After a moment where her little sister, Aju (Frankie Vincent-Wolfe), has some money conned from her by Maika’s friend Uki (the tough-as-nails Nalajoss Ellsworth) and she gets it back, she takes her father’s rifle and she, Uki, Jesse (Alexis Wolfe) and Lenna (Chelsea Prusky) take a boat out to the Land and leave Aju behind. After Uki has bragged about being a great shot, and Maika has refused to show off her shooting skills, they spot a bear acting odd, it walks strangely. About this time Aju finds them – having cycled – when Uki shoots the bear.

the bear attacks

It falls and then suddenly it is up and runs at Aju, who is frozen. It is on her before Maika can load and shoot but, once Maika can get the shot off, it falls and the young girl is shaken but otherwise unharmed. However, she is covered in a black oily substance, rather than blood. They return to the town and we see a tentacle or snake like thing emerge from the bear’s eye-socket and slink away.
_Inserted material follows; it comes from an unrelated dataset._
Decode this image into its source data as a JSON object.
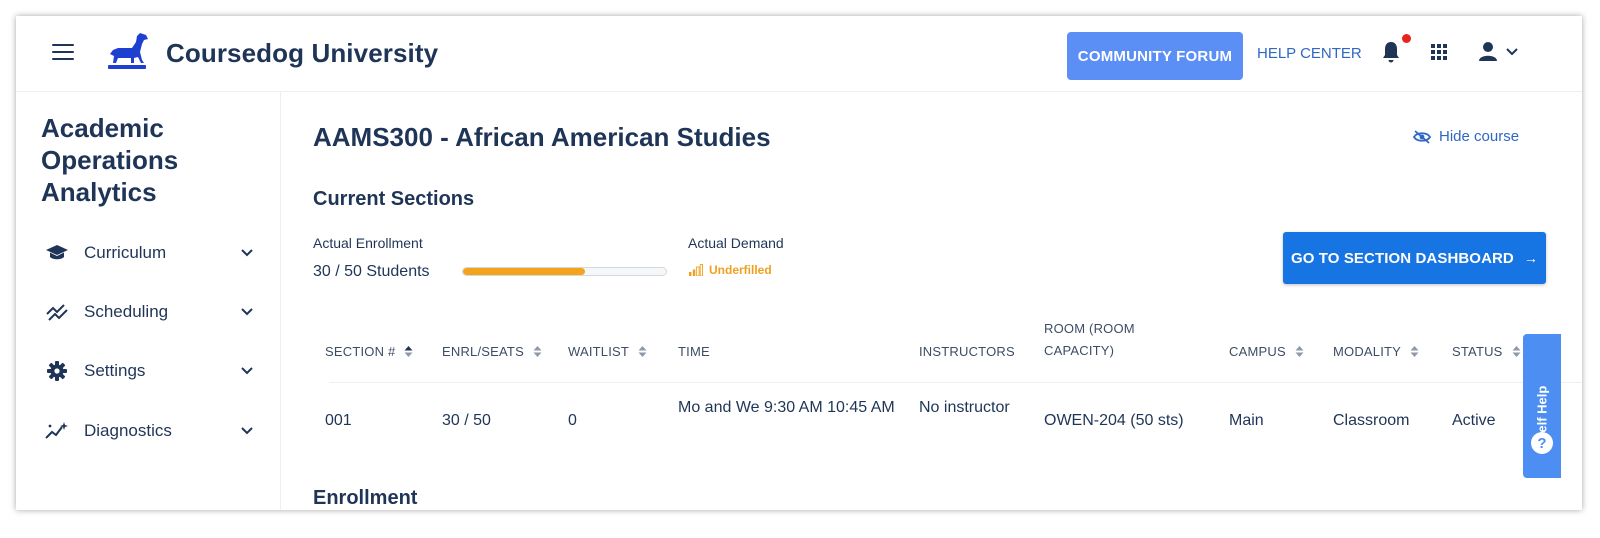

Back home the girls talk to their contemporaries about what happened – Uki suggests it was Ijirak – shapeshifting creatures that steal children in Inuit folklore but Maika reacts vehemently against the thought that it might be anything like that.

the parasite infested fox 

Having been invited to a party when the adults are out (it is solstice and the adults have a dance organised) the girls go out – with the grounded Lenna sneaking out and Uki not to be found as she has gone back to the Land because of a dare by Maika. There Uki sees a group of animals acting odd around a shape – which she realises is draining blood when it attaches a tentacle to prey and later suggests is some sort of ship (the leaps to understand what is occurring in this are taken on faith) – and is attacked by an artic fox. The fox has tentacles that emerge from its eyes and mouth and Uki manages to kill it by slitting its throat – getting the black blood on herself in the process.
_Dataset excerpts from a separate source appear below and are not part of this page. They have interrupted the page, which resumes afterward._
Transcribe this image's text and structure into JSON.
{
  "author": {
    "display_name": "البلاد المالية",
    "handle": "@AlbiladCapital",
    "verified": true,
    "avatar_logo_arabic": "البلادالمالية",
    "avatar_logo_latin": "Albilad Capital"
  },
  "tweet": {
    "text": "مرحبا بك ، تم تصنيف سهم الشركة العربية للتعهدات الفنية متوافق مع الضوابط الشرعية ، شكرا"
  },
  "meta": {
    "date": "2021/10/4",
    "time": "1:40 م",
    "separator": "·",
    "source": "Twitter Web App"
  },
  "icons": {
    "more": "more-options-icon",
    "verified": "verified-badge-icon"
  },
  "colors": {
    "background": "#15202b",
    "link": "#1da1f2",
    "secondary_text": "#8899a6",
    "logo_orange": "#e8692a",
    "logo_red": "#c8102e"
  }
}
wearing the cop like a disguise

Back at the village she crashes the party to tell everyone about the hunter aliens but we have seen a polar bear attack a cop and he has been taken over and enters the party hunting Uki. So, the aliens do drink blood, draining their prey dry, but then may wear the kill like an ill-fitting skin and can smell their own blood. They are hunting Uki and Aju until the primary girls turn the tables and, embracing their own traditions, hunt them back. As they work out what is happening they also work out that the blood fuels the aliens so their flesh puppets are quicker and stronger but falter when they run out of fuel, as it were. We do get a face ripped away and see inside one of the possessed (possessed is perhaps a bit strong given that it is more wearing skin).

the girls hunt the aliens

This is good fun, it is simplistic in how it explains the lore – as I said above the girls just seem to work out things in great narrative explaining leaps, but there are fab moments, like Maika and Jesse suddenly ignoring they are looking for killer alien parasites wearing a person as a disguise and argue over a boy. The tension between tradition and modernity is explored well – a line about folklore being old people stories made up because there was no internet was inciteful in its summing up of that tension. The acting is sometimes faltering, but works as a group of kids becoming adults and exposes their awkwardness.

face (mask) removed

The effects are fun – the fact that the human/aliens look like masks work, because they are actually skin masks and I enjoyed their inhuman, jerky movements. The whole effect side has a B quality to it that works with the sci-fi element. There is a whole bit of this that feels like a homage to the Thing – apt as we get Jesse explaining the plot of the film. There is an element of social justice with Maika wearing a jacket that says “No justice on stolen land”, a Caucasian cop hassling the kids and the film title, at the end, morphing to Land Back – so of course the idea of aliens coming, killing the animals and draining the blood of the animals and people fits into that narrative.

feeding

On the other hand, as fun as this is it does struggle to carry a horror element as well as it might, as well as moving the narrative explanations with leaps that felt too much of a character’s logical leap and so I think 6 out of 10 is fair. The imdb page is here.